Their efforts eventually paid off when North Baldwin was designated Baby-Friendly in 2017. The facility was re-designated in 2023.
So Different Now
“It was a big change,” remembers Christa. “But the staff learned a lot, and once they saw it in action, they said they couldn’t believe we hadn’t been doing it this way all along.”
The staff members were most convinced when they saw the impact Baby-Friendly practices were having on moms.
“Seeing them hold their baby skin-to-skin after delivery, and then having the baby in the room with them the entire stay, learning how to respond to the baby, it’s really an awesome thing to see,” says Christa. “Our moms feel more empowered and more confident because we give them the tools and support they need.”
It’s hard to even picture what life was like before,” says Gena. “Everything is just so different now.”
Equitable Care
Christa believes one of the most important things that are different is the fact that Baby-Friendly ensures equitable care for all patients by creating uniformity in the information and support families receive. This is critical at North Baldwin where the majority of mothers are women of color.
“Baby-Friendly ensures we give the same education to all patients, no matter what,” says Christa. “It neutralizes the biases that people have.”
Research has shown that, in the absence of consistent standards and policies, healthcare providers often guess at who they think is most likely to breastfeed and direct their care and energy there. Women of color are frequently assumed to be unlikely to breastfeed because of historical trends, and this leads to a self-perpetuating cycle of disparate care leading to disparate breastfeeding outcomes.

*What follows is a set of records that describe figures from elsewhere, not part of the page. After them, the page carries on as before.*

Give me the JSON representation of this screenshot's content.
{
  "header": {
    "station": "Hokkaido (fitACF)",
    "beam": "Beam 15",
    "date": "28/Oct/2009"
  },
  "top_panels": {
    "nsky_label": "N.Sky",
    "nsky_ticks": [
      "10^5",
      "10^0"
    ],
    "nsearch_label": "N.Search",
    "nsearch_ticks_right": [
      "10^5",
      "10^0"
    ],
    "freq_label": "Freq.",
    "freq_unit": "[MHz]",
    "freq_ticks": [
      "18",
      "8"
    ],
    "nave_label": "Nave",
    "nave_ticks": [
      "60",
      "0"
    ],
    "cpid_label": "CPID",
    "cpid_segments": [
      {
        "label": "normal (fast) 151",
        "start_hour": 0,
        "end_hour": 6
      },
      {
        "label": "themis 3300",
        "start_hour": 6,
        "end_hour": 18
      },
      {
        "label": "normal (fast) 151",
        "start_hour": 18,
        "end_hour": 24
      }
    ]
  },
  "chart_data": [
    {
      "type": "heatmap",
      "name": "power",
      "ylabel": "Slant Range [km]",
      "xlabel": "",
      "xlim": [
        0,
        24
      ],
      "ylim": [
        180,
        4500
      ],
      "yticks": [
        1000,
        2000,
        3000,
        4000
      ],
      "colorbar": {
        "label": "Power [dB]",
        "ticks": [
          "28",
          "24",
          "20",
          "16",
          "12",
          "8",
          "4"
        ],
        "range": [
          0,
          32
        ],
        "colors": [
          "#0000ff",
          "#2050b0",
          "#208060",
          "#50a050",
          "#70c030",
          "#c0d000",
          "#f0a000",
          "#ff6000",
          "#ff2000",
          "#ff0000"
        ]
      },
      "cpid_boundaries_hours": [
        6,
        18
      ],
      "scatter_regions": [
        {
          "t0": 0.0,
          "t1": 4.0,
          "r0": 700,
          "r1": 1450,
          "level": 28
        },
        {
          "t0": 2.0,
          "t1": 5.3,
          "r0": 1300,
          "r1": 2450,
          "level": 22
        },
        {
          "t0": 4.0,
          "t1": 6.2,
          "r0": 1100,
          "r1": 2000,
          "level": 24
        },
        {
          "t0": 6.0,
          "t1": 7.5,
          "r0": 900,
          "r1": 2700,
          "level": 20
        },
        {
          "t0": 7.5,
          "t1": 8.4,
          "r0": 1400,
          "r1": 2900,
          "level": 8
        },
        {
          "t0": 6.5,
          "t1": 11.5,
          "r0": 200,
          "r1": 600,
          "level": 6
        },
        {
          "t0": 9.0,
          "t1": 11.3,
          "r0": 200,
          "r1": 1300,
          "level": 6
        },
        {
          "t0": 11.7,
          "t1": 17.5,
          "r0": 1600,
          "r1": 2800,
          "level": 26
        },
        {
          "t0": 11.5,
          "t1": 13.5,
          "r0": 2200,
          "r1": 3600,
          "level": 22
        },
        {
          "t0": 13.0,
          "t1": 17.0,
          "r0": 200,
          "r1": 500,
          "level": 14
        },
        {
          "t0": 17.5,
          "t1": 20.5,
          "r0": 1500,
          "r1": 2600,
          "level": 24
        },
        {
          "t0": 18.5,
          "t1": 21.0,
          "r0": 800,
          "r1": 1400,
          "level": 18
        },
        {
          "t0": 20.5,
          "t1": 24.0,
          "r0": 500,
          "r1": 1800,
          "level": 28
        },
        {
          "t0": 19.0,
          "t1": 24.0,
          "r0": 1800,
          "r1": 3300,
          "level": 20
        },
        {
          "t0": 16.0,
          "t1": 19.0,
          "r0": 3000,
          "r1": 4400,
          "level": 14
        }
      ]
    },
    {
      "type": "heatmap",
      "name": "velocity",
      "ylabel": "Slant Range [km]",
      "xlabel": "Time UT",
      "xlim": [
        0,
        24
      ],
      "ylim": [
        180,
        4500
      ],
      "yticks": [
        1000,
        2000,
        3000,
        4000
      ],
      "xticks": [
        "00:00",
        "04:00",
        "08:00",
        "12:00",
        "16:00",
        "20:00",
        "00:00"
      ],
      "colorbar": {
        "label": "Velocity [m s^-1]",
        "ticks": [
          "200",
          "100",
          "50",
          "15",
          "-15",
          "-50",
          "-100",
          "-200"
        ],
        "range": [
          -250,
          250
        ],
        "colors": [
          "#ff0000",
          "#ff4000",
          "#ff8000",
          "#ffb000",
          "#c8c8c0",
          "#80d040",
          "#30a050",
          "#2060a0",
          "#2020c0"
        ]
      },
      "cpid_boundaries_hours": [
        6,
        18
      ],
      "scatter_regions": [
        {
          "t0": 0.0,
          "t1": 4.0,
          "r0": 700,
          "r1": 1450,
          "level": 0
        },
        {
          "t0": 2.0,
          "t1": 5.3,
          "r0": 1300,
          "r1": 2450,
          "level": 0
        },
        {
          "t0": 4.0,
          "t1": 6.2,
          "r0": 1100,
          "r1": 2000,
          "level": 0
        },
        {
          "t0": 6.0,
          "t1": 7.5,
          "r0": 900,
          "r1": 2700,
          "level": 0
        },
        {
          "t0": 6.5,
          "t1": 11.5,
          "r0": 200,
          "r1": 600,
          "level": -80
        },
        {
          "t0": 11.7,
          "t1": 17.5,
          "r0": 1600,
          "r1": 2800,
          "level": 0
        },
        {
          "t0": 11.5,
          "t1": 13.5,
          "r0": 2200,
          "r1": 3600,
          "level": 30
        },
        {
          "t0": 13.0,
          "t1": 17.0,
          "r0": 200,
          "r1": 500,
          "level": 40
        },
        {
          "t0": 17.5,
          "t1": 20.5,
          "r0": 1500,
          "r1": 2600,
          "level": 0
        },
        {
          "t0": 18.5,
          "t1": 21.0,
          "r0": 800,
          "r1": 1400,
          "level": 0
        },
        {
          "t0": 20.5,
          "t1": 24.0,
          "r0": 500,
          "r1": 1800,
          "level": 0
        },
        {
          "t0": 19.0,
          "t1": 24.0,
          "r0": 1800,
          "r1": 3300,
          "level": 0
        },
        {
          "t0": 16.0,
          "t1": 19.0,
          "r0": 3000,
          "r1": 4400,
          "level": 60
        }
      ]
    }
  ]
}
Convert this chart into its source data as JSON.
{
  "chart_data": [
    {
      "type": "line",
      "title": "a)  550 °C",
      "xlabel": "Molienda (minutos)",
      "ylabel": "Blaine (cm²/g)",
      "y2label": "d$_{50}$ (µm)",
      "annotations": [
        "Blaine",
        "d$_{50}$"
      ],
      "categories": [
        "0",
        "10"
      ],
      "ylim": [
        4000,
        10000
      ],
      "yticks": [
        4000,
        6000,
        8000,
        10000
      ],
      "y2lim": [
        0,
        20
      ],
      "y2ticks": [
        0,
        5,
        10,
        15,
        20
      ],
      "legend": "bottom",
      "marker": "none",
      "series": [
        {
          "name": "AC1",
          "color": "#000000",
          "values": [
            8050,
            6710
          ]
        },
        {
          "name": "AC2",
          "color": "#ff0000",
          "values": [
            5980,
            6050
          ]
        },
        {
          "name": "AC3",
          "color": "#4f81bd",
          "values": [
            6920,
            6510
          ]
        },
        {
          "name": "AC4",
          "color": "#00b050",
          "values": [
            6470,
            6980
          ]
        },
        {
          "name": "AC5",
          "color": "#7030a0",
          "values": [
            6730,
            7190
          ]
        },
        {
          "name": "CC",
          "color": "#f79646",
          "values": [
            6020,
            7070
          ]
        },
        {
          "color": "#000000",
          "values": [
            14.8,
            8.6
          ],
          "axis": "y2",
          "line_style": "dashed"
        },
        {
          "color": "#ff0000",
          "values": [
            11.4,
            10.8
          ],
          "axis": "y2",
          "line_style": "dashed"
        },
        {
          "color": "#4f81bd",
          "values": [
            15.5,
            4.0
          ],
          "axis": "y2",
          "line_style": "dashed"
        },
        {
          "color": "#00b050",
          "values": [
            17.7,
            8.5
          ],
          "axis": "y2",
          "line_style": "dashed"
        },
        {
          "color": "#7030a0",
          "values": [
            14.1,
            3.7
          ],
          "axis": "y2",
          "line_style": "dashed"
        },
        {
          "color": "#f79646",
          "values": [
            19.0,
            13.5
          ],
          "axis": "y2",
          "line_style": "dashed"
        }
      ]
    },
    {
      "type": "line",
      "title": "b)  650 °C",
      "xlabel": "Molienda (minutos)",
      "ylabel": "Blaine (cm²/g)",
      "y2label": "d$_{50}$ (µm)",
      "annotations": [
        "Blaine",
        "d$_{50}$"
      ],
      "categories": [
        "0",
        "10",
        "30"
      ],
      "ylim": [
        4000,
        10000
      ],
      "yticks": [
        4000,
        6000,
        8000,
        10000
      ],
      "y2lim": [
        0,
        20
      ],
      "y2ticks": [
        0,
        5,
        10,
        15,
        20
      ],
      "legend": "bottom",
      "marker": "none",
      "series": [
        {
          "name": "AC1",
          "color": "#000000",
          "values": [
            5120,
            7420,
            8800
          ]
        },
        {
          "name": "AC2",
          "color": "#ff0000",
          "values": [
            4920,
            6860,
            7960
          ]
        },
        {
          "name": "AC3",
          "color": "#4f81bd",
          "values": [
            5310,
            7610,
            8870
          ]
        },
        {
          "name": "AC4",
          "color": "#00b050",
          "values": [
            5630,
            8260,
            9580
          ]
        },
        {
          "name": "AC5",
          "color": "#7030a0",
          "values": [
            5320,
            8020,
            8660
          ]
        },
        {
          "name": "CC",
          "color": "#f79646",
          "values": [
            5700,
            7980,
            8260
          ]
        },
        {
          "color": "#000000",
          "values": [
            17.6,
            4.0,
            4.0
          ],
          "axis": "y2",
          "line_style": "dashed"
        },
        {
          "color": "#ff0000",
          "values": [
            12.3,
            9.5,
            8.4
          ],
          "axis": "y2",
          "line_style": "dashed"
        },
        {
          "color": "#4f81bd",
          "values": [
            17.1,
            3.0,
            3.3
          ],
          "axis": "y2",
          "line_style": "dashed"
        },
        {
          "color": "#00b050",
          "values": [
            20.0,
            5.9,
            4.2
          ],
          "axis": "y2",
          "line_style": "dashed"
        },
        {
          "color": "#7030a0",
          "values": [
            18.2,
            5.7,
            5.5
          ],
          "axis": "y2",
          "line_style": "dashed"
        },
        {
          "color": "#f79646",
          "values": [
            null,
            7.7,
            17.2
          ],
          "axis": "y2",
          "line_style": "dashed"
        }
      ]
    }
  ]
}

“We’ve learned that we can make a difference and sometimes it’s us, not the patient,” Christa reflects. “Patients sometimes do what we expect of them. And if what we expect of them is different, based on their race or their income or something like that, then they’re going to react accordingly. If we go in and just provide non-biased education, then we are really elevating the experience and helping patients that may not have felt as empowered previously.”
Keeps Us From Slipping Back
All of the changes they’ve made have led to increased rates of exclusive breastfeeding over the past few years – from a baseline of 12% in 2014 to around 40% today.
And it even led to some nice coverage on the local news featuring Christa and her colleague, McKenzie Benton, LPN, whom Christa has trained to take over her Baby-Friendly leadership role at North Baldwin.
But Christa has taught everyone not to rest on their laurels.
“When we finally got designated, people said ‘Okay, we don’t need to talk about Baby-Friendly for a while,’” she recalls. “But I said, ‘No, we have to keep it going because we have an annual quality improvement assessment coming up with BFUSA. That keeps us from slipping back into old mindsets and old habits.”
Next Adventure
Now Christa is ready again – this time, to take on a new job as a Clinical Review Specialist for BFUSA. It’s an ironic but logical next step in her career.
“I have been the person who sends in the paperwork to the Clinical Review Specialist at BFUSA,” she says. “Now I will see it on the other side – and I’ll be the one assisting hospitals and giving them feedback and letting them know what they’re doing well and what they need to work on to meet BFUSA’s Guidelines and Evaluation Criteria.”
Gena will miss Christa for sure. But she’s grateful for her leadership that put them on this path and for her commitment to spreading her values and knowledge among the rest of the staff.
“We couldn’t have done it without her,” Gena says. “It was a team effort and it took every single one of us, but Christa definitely led the way and kept us up on track. Whenever we let our guard down a little bit, she’d remind us that we have to learn to do this every day and live it every day.”
“She’s just one of those people who will always have a special place in your heart.”